What are some of the highlights of your trips that stand out?
So many, including camel riding at sunset on the sand dunes of the Gobi desert in Mongolia; taking photographs of the Aurora Borialis at 2 a.m. at a temperature of minus-forty-six degrees Celcius in Northern Ontario, Canada; filming elephant babies in an intense downpour on the Maasai Mara plains; tracking leopards at the Phinda Reserve, in South Africa; watching a Sumbanese stone-fighting competition in Indonesia; gliding through the backwaters in a houseboat in Kerala.
What do you think the general public has yet to learn about ecotourism?
As regards Ecotourism, the public still looks at nature tourism as the same as Ecotourism but there are big differences. For instance, in Ecotourism money from the visitors is used to protect the environment, to help local communities and to provide a rich interpretative experience for visitors.
What are the biggest changes you’ve observed in the last few years?
There has been an emergence of luxury ecolodges, some of which come with extensive wellness centers. There’s also an increasing number of community-owned ecolodges. Other encouraging trends are projects that respect the local cultures and architecture; a growing number of eco-refurbishments and expansions at existing lodges; more use of Alternative technologies such as increased efficiency solar and wind power. And finally, more traditional hotels seem to be inspired by these trends and are also becoming more environmentally and socially friendly.
If you had to choose a handful of lodges that impressed you the most, which ones would they be?
My experience is that every ecolodge has its own beauty and what impresses me may not impress others. I have chosen the best-rated ecolodge in each of the twelve chapters: Crosswaters Ecolodge, in China, for its use of sustainable building materials. Chumbe Island Ecolodge, in destinations/60/departments, for its creative design; the commuity-owned and operated Il Ngwesi Lodge, in Kenya. Ranweli Holiday Village, in Sri Lanka, for its holistic wellness programs. Egypt’s Adrère Amellal, for its indigenous construction techniques. Kenya’s Campi ya Kanzi, for its commitment to biodiversity conservation. Lapa Rios Ecolodge, in Costa Rica, for its incredible food. Moazambique’s Guludo Beach Lodge, for its innovative use of technology. Las Torres EcoCamp, in Chile, for an incredibly artful architecture. Basecamp Maasai Mara, in Kenya, for delivering a truly transformative travel experience. Morocco’s Kasbah du Toubkal, for its dedication to recycling. And Jalman Meadows Ger Camp, in Mongolia, for offering an incredibly unique experience.
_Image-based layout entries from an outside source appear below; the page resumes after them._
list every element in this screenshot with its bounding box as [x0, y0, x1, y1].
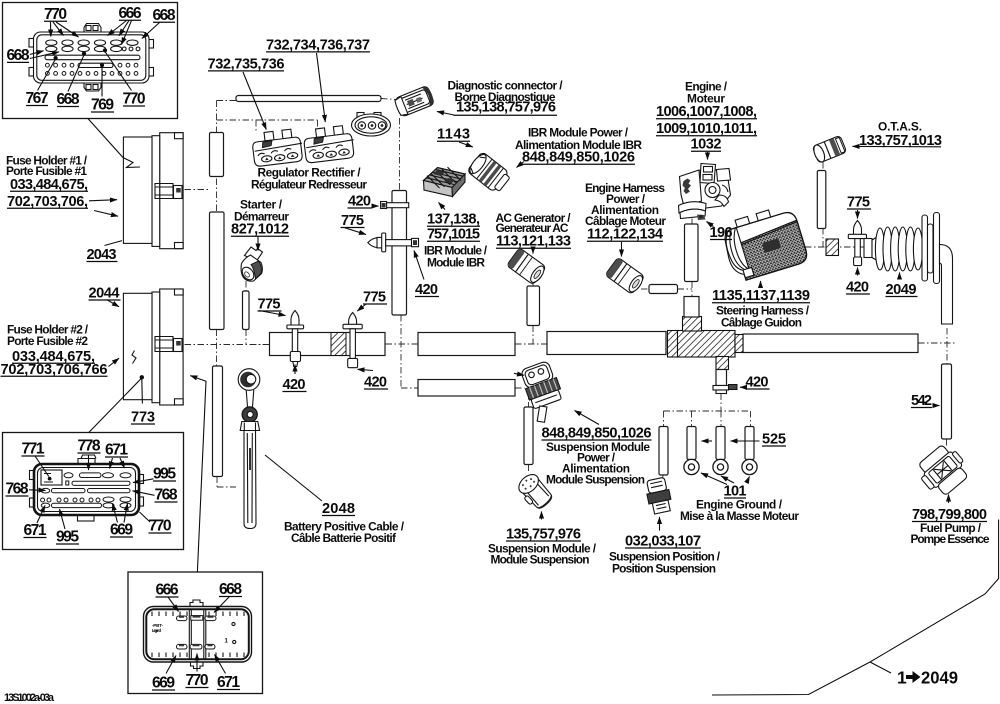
svg-text:Démarreur: Démarreur [234, 210, 289, 224]
svg-text:032,033,107: 032,033,107 [625, 534, 701, 550]
svg-text:Régulateur Redresseur: Régulateur Redresseur [251, 178, 367, 192]
svg-text:768: 768 [6, 481, 29, 498]
svg-text:995: 995 [153, 466, 176, 483]
svg-text:666: 666 [119, 5, 142, 22]
svg-text:420: 420 [283, 377, 306, 393]
svg-text:775: 775 [258, 297, 281, 313]
svg-text:732,734,736,737: 732,734,736,737 [266, 38, 370, 54]
svg-text:1032: 1032 [691, 137, 722, 153]
svg-text:757,1015: 757,1015 [427, 227, 480, 243]
svg-text:Module Suspension: Module Suspension [546, 473, 645, 487]
svg-text:420: 420 [348, 194, 371, 210]
svg-text:112,122,134: 112,122,134 [587, 227, 664, 243]
svg-text:033,484,675,: 033,484,675, [10, 177, 88, 193]
svg-text:Câblage Moteur: Câblage Moteur [585, 214, 666, 228]
svg-text:Module IBR: Module IBR [427, 256, 485, 270]
svg-text:Pompe Essence: Pompe Essence [911, 532, 990, 546]
svg-text:420: 420 [415, 282, 438, 298]
svg-text:732,735,736: 732,735,736 [208, 57, 285, 73]
svg-text:Porte Fusible #2: Porte Fusible #2 [7, 334, 88, 348]
svg-text:769: 769 [91, 97, 114, 114]
svg-text:1: 1 [897, 668, 907, 688]
svg-text:775: 775 [341, 213, 364, 229]
svg-text:768: 768 [155, 487, 178, 504]
svg-text:671: 671 [217, 674, 240, 691]
svg-text:133,757,1013: 133,757,1013 [859, 133, 942, 149]
svg-text:773: 773 [131, 410, 155, 426]
svg-text:671: 671 [24, 522, 47, 539]
svg-text:778: 778 [78, 438, 101, 455]
svg-text:2049: 2049 [921, 668, 958, 688]
svg-text:668: 668 [153, 7, 176, 24]
svg-text:770: 770 [44, 6, 67, 23]
svg-text:Module Suspension: Module Suspension [491, 553, 590, 567]
svg-text:Porte Fusible #1: Porte Fusible #1 [6, 164, 87, 178]
svg-text:420: 420 [746, 375, 769, 391]
svg-text:771: 771 [22, 441, 45, 458]
svg-text:Câble Batterie Positif: Câble Batterie Positif [291, 531, 396, 545]
svg-text:196: 196 [710, 225, 733, 241]
svg-text:767: 767 [26, 90, 49, 107]
svg-text:671: 671 [105, 442, 128, 459]
svg-text:668: 668 [57, 91, 80, 108]
svg-text:1009,1010,1011,: 1009,1010,1011, [656, 121, 757, 137]
svg-text:668: 668 [7, 47, 30, 64]
svg-text:525: 525 [762, 432, 786, 448]
svg-text:775: 775 [847, 195, 870, 211]
svg-text:669: 669 [110, 522, 133, 539]
svg-text:702,703,706,: 702,703,706, [7, 194, 88, 210]
svg-text:Legend: Legend [152, 628, 161, 633]
svg-text:Alimentation Module IBR: Alimentation Module IBR [515, 138, 642, 152]
svg-text:Borne Diagnostique: Borne Diagnostique [455, 90, 556, 104]
svg-text:113,121,133: 113,121,133 [496, 234, 571, 250]
svg-text:137,138,: 137,138, [427, 212, 480, 228]
svg-text:13S1002a-03a: 13S1002a-03a [4, 692, 55, 704]
svg-text:Position Suspension: Position Suspension [612, 562, 716, 576]
svg-text:995: 995 [56, 529, 79, 546]
svg-text:770: 770 [123, 91, 146, 108]
svg-text:2044: 2044 [89, 286, 121, 302]
svg-text:702,703,706,766: 702,703,706,766 [1, 362, 108, 378]
svg-text:Generateur AC: Generateur AC [496, 221, 569, 235]
svg-text:775: 775 [363, 290, 386, 306]
svg-text:135,757,976: 135,757,976 [506, 527, 581, 543]
svg-text:O.T.A.S.: O.T.A.S. [878, 120, 922, 134]
svg-text:420: 420 [364, 375, 387, 391]
svg-text:666: 666 [156, 582, 179, 599]
svg-text:1135,1137,1139: 1135,1137,1139 [712, 288, 810, 304]
svg-text:770: 770 [186, 672, 209, 689]
svg-text:2043: 2043 [87, 247, 117, 263]
svg-text:1143: 1143 [437, 127, 470, 143]
svg-text:827,1012: 827,1012 [231, 222, 289, 238]
svg-text:2048: 2048 [322, 501, 355, 517]
svg-text:420: 420 [846, 280, 869, 296]
svg-text:Mise à la Masse Moteur: Mise à la Masse Moteur [680, 509, 799, 523]
svg-text:542: 542 [911, 393, 932, 409]
svg-text:Moteur: Moteur [687, 92, 725, 106]
svg-text:668: 668 [219, 581, 242, 598]
svg-text:Câblage Guidon: Câblage Guidon [721, 316, 802, 330]
svg-text:2049: 2049 [886, 282, 917, 298]
svg-text:1006,1007,1008,: 1006,1007,1008, [656, 104, 757, 120]
svg-text:669: 669 [152, 675, 175, 692]
svg-text:770: 770 [149, 518, 172, 535]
You spent three years on the road: is there a place you’d love to return to?
For me, the spiritual energy of the African savannah is irresistible. Quite often, I fantasize about laying on the African savannah floor, watching the amazing stars dance in the dark night with sounds of hyenas and lions providing the background vocals.
What kind of impact do you hope your book will have?
I hope my book will raise awareness about low-impact and conscientious travel, and that it will inspire travelers to choose these places during their future trips, helping to save the planet. I am also hoping that professionals, like architects and landscape architects and students will be educated on more sensitive ways of planning and designing future lodges.